Perché quest'uragano ruinoso che è la guerra d'Europa, non squassa e travolge soltanto fortezze e castelli, chiese e palagi, non inghiotte soltanto uomini, ma sconvolge le menti e turba i cuori, rovescia vecchi valori, antiche credenze, abbatte idoli ed ideologie, dottrine e sistemi, infrange illusioni e fuga speranze.
È un aratro gigantesco che rimuove vecchio terreno da tempo incolto, abbandonato alle male erbe ed alla gramigna.
È fenomeno così vasto e così profondo quello della guerra europea, che anche gli individui più apatici e più indolenti, non possono fare a meno di porvi mente.
E basta per un minuto soltanto fissare gli occhi della mente sul grande dramma che va svolgendosi in Europa, per scorgere delle verità mai prima intravedute.
I conservatori ed i retrivi lavorano a tutt'uomo e per ogni verso, — col giornale, col comizio, col teatro — affinché la mentalità e la psicologia della folla rimangano quali erano prima della guerra: vuote, apatiche, tisiche, affinché nessun senso di disprezzo, di sdegno, di odio verso i responsabili della carneficina orrenda, nasca nell'animo di coloro che per la guerra hanno dato, spontaneamente, il boccone di pane e brandelli di vita.
Perché non v'è chi riconosca che l'avvenire, le sorti future e i destini dei popoli e delle nazioni dipenderanno dell'impressione che la guerra lascerà.
Consci di questa verità, noi anarchici — senza trascurare la preparazione materiale nostra di minoranza d'avanguardia — dobbiamo concentrare il nostro lavoro di propaganda alla preparazione mentale e psicologica della massa.
Se non vogliamo che in una prossima occasione si ripeta lo sconcio, snervante fenomeno di milioni di operai organizzati nei partiti politici e nelle unioni di mestiere, ubbidire automaticamente agli ordini del governo, della nazione in oscena combutta col governo delle organizzazioni!
La premessa su cui si basa la teoria e la pratica delle organizzazioni politiche e di classe, che cioè le masse non si muovono se non sotto il pungolo dell'interesse economico, è stata smentita dai fatti.
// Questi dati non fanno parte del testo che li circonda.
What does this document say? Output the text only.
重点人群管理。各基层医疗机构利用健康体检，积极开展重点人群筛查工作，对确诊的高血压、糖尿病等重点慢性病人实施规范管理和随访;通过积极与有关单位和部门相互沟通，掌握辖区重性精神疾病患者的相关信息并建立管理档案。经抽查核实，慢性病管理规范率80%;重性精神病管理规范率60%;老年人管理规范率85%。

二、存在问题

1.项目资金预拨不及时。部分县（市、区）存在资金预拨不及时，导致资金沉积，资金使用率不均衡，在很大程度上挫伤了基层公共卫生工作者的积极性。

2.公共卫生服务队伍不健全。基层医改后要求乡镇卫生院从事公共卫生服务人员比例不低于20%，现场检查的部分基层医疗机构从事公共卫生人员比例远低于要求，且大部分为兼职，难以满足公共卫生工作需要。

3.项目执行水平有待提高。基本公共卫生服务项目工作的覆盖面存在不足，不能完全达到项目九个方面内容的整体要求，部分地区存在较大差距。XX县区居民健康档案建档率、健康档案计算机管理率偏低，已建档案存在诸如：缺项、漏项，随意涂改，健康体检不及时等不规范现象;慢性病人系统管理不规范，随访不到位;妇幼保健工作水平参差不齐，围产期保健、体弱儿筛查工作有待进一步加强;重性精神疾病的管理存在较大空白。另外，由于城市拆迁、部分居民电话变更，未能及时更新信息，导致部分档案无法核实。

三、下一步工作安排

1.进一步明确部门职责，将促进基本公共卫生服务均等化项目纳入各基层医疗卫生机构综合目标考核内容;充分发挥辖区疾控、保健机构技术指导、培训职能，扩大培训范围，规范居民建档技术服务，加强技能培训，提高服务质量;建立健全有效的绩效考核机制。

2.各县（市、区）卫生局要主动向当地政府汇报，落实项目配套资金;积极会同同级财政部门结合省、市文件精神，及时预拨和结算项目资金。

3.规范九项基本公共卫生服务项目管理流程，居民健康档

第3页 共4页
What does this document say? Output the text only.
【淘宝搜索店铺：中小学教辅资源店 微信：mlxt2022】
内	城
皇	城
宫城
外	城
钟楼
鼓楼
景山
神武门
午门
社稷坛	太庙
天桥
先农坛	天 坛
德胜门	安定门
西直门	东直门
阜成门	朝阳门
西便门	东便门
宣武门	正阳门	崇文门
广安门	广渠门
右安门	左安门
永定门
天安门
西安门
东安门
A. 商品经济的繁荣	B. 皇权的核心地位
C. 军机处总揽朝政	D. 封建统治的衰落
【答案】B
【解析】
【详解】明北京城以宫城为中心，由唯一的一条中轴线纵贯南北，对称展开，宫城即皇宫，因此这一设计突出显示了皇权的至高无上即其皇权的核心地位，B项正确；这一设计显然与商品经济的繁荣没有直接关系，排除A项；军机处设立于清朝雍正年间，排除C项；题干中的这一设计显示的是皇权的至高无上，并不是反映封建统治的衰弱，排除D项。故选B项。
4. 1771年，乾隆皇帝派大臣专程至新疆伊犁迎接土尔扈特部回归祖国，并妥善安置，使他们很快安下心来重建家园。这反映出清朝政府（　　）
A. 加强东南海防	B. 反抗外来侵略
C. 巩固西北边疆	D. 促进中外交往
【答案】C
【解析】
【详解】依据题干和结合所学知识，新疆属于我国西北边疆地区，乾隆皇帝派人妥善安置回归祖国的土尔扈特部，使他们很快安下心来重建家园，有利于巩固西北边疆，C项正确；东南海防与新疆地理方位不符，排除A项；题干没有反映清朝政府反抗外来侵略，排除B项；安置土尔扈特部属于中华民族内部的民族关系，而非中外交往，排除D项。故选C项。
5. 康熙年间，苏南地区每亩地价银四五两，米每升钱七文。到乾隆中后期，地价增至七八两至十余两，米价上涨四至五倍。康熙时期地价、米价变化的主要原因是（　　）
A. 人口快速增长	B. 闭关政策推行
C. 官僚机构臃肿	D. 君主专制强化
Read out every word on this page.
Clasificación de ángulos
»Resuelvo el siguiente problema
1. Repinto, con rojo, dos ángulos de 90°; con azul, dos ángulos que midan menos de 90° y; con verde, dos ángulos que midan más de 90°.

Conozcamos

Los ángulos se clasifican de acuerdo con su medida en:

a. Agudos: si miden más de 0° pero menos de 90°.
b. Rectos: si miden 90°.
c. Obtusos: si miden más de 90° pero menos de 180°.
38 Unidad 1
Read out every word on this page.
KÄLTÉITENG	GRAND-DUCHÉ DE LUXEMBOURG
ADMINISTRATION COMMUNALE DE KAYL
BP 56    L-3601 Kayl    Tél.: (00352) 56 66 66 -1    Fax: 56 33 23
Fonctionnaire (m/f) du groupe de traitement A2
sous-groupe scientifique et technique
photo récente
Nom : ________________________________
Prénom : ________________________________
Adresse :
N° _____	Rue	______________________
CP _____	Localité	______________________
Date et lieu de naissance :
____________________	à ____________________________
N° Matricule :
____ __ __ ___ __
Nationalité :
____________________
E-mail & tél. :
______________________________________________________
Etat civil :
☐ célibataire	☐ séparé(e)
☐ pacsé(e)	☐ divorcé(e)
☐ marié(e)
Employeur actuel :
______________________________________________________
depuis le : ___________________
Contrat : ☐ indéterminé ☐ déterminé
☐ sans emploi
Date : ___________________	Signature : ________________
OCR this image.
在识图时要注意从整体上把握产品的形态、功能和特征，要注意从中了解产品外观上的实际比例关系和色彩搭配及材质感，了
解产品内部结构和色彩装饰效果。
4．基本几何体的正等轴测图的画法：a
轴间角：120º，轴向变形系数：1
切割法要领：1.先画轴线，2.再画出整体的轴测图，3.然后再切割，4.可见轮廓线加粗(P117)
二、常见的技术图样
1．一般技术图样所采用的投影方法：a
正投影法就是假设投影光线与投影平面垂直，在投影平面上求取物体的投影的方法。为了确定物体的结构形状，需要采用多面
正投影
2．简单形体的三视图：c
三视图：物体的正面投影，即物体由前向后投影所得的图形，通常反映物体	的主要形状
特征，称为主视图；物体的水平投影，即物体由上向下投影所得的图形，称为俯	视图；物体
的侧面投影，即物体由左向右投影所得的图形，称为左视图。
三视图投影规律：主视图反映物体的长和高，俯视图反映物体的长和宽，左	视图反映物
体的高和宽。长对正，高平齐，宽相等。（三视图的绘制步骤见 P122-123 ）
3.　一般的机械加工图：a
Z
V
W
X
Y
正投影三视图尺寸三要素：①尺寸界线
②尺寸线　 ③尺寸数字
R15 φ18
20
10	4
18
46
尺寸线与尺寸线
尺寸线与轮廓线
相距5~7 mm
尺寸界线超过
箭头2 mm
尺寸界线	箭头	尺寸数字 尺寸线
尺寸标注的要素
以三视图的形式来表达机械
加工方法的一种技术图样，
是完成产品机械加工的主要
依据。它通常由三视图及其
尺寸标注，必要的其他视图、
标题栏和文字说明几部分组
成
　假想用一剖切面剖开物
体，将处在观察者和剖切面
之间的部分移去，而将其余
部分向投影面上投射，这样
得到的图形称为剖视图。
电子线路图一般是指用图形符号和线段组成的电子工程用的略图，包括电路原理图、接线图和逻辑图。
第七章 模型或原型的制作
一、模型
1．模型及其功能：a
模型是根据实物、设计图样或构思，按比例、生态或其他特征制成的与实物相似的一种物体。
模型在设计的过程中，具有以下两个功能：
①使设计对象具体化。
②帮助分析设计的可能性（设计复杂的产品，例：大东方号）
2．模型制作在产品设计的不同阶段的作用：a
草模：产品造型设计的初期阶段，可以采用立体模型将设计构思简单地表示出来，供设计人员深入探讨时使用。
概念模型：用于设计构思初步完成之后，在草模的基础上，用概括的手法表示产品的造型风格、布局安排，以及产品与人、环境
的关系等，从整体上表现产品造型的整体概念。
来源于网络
I quali si sono incaricati di dimostrare che la folla nelle sue manifestazioni di vita collettiva, ubbidisce più ai suoi sentimenti che ai suoi interessi, più agli impulsi dell'animo che agli stimali dello stomaco. Le emozioni ed i sentimenti hanno la loro parte, e non ultima, nella formazione della storia.
Storia ed esperienza dimostrano ancora che le grandi trasformazioni per essere durevoli e profonde bisogna che si operino anzitutto nel pensiero, nella psiche, nel carattere e nella vita degli individui.